Пережевывая горох, он поведал о своих житейских горестях, речь лилась как-то привычно, видно, Лео был не первый, кому он изливал душу.
Дескать, Аста, бывает, наведывается еще на зорьке, заходит в спальню, оглядывает подушки — нет ли на них другой вмятины. Всего несколько недель как хозяйка дома лежит в больнице, а ее сестра уже вынюхивает следы распутства, ни капельки не доверяет Вильмуту. Он уже несколько раз предлагал ей: приходи, ложись рядом, сомнем все эти подушки, чтобы ты успокоилась. Она лишь шипит в ответ. Будь Аста поумнее, можно было бы выбить из нее злость, но эта баба доброго совета не принимает, все раздувает свою злобу. Изо дня в день Аста все больше грызет Вильмута, хочет научить плясать медведя — и комната, мол, не прибрана, и дверь не заперта. Сразу, как только Вильмут остался в доме один, она заявилась сюда, пошарила в столах и комодах и унесла хозяйкину цепочку и кольцо, чтобы хранились в надежном месте. Аста не стеснялась распахивать дверцы шкафа, чтобы пересчитать одежду. Это больше всего раздражает Вильмута, будто он способен унести чужие вещи и пропить их. Вильмут уже не дождется, когда его толстушка вернется из больницы домой. У полного человека доброе сердце, подчеркивал Вильмут достоинства своей супружницы.

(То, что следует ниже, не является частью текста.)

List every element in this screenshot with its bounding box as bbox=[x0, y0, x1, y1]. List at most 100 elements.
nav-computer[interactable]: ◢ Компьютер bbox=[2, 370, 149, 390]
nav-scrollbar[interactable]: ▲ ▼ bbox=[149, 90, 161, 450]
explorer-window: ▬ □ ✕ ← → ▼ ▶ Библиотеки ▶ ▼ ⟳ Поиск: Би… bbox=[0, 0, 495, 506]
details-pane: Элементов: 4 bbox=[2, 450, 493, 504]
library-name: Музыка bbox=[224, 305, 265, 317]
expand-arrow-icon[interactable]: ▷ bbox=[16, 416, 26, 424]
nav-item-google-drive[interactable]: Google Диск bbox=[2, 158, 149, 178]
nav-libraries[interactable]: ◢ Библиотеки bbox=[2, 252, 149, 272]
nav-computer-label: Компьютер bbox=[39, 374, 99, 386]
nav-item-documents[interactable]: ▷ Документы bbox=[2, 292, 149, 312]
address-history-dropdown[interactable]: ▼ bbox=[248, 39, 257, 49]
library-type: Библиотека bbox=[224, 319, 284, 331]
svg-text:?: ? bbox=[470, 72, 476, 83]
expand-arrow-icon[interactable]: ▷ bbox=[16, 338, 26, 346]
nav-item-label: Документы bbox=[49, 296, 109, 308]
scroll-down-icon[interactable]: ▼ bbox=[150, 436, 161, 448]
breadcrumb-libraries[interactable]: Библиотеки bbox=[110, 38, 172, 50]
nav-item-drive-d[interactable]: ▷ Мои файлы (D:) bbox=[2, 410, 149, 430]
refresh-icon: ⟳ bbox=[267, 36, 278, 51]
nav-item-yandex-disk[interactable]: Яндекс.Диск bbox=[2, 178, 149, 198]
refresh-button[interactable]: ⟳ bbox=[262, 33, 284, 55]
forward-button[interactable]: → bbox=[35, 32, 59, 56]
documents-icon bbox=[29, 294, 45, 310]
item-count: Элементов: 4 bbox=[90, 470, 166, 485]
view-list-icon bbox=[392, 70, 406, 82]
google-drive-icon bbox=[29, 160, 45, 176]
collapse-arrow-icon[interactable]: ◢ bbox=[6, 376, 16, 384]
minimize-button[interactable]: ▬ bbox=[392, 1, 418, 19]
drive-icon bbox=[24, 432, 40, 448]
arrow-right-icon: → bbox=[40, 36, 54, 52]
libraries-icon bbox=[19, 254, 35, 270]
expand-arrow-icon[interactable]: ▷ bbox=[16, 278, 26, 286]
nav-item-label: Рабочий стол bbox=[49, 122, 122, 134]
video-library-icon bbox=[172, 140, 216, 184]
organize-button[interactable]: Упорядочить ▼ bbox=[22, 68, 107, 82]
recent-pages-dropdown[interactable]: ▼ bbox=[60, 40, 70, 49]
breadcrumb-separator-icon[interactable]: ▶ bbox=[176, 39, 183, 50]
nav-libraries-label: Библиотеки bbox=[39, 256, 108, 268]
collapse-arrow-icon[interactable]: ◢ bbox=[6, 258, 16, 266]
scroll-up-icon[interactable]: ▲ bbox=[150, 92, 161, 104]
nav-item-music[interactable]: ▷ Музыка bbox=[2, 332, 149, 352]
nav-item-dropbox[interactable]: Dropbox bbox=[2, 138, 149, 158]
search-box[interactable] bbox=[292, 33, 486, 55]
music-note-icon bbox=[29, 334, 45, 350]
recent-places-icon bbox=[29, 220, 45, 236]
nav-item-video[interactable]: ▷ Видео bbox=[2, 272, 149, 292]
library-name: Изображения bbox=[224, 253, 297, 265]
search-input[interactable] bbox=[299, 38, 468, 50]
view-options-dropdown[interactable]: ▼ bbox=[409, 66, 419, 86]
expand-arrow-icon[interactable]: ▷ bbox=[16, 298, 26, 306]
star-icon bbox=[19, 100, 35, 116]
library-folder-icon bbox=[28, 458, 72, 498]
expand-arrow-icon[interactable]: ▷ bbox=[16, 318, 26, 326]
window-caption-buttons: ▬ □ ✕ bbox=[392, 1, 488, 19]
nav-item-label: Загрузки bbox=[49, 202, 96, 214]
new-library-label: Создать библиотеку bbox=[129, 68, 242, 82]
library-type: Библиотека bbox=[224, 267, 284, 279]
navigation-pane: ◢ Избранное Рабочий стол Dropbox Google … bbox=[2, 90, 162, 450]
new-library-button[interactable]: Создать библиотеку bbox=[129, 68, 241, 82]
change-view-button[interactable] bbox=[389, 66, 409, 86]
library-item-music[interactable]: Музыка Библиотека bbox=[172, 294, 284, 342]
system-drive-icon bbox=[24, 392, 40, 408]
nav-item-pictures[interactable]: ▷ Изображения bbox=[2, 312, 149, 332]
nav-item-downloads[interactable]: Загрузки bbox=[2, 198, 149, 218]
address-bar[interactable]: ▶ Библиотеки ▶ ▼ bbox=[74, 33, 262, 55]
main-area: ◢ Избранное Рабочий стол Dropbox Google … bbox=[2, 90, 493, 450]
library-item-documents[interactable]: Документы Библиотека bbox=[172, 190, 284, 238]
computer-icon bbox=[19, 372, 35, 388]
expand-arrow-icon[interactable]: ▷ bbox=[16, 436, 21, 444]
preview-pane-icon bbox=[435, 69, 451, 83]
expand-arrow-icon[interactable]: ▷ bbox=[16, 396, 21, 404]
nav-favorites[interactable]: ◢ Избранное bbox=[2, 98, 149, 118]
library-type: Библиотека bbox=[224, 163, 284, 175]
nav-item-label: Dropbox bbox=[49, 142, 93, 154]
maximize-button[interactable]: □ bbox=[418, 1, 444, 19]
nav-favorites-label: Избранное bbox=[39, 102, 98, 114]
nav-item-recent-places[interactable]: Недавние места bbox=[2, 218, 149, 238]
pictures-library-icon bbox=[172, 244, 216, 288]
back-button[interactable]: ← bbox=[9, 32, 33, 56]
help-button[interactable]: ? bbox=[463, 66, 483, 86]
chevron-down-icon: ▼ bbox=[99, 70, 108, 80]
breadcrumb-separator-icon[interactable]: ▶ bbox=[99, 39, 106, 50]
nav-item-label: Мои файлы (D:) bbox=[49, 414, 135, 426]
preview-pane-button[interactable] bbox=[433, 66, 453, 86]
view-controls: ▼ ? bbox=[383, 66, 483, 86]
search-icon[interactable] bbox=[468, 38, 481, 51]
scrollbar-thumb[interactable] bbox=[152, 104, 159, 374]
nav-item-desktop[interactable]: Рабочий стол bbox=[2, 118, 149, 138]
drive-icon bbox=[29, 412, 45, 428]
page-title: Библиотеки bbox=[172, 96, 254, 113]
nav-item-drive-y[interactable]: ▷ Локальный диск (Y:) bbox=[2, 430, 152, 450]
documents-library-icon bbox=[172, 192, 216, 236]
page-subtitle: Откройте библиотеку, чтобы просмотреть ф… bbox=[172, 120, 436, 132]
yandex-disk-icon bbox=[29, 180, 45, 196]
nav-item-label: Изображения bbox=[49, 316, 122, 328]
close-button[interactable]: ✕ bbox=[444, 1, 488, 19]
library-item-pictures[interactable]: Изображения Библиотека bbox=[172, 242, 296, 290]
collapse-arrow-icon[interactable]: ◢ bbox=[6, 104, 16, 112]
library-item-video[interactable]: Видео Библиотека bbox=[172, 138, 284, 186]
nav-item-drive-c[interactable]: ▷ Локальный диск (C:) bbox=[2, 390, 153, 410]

Заговорив о женщинах, Вильмут уже не мог остановиться, начал перебирать давнишние истории. При упоминании об Эрике Лео едва подавил дрожь. Вильмут принялся оживлять в памяти женщин, которые, не дав опомниться от смерти Эрики и поминок, тут же начали бесстыдно к нему приставать. Приходила то одна, то другая, кто хватал поварешку и принимался варить суп, кто направлялся в хлев ухаживать за скотиной, кто стирал белье или поливал огурцы. Наперебой выставляли они напоказ свое усердие и прикидывались добренькими. Кое-кто, заработавшись, задерживался допоздна. Одна принялась сетовать, что ушел последний автобус, ее Вильмут повез ночью домой на тракторе, хотя у самого схватывало сердце и душа уходила в пятки, что-то будет, если наскочит на инспектора. Наконец сыновья избавили Вильмута от напастей. Своими выкрутасами они прекратили бабьи набеги. Избавиться-то он избавился, но без женской руки жизнь все же стала постылой. Возиться со скотиной было сверх его сил. Прежде всего зарезали подсвинка, избавили бедную животину от голодной смерти. Куры пошли друг за дружкой в котел. Корову продали соседу. В хлеву воцарилась тишина, и навоз уже не вздымался до потолка.
Однако прошло время, и сыновья разлетелись кто куда.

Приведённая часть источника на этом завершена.